A voice in my head again. Where? I look around the room, glance down at the computer to close the windows I opened, but then the last link I clicked comes up on the screen: Recommendations. A table with actions and dates.

Board recommends termination. Dr Lysander overrules. Re-treatment undertaken. Monitor for signs of regression after re-treatment. Extra Watchers recommended. Board recommends termination if recur. The last is dated the week before I left the hospital.

Move, hide, now!

The door springs open.

Too late.

A man stares at me. He isn’t a Lorder: his hair is straggly, his eyes wild and his black clothes are meant to look like their operations gear, perhaps, but fall short close up. Some part of me still gathers these details while the rest focuses clearly on just one thing. A gun, in his hand, which he raises and points at me.

Another face appears over his shoulder.

‘Leave her! She’s got a Levo. She’s been Slated.’

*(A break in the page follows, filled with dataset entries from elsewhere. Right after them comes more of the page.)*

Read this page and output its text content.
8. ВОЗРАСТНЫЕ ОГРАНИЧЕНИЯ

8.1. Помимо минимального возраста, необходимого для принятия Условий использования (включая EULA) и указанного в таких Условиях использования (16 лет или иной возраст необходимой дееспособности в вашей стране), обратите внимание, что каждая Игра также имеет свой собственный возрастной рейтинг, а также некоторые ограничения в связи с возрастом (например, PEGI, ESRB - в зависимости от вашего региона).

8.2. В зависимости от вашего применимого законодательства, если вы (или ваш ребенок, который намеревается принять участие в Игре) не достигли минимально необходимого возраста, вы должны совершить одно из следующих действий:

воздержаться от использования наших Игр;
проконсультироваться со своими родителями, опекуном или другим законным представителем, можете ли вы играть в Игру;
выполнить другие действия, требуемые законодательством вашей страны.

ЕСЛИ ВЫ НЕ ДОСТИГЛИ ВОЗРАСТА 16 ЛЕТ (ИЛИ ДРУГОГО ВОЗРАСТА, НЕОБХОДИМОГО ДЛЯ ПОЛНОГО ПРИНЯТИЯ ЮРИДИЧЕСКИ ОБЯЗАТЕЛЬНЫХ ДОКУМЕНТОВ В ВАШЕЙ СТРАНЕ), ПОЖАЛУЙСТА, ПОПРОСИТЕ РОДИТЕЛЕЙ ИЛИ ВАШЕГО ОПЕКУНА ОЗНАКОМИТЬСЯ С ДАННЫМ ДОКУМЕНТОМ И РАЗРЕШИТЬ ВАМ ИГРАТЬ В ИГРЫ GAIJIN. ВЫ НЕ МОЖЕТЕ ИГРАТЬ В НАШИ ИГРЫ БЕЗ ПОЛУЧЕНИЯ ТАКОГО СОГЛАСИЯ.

Still he points the gun at me. ‘It would be kinder, wouldn’t it,’ he says.

I shake my head, backing up against the wall. Trying to speak,
no, please no
, but the words just form in my mind, get stuck in my throat and don’t come out.

‘Don’t waste the bullet!’ the other one yells, and yanks his arm. They take off down the hall.

I slip to the floor, shaking violently. My Levo says 5.1.
Explain that one
.

I can’t.

Before long, self-preservation takes over, goads me to get up. I shut all the computer windows I opened; leave the computer on the desk as it was, and peer out the door. The hall is empty; there are screams to the right where those men ran. I run the other way.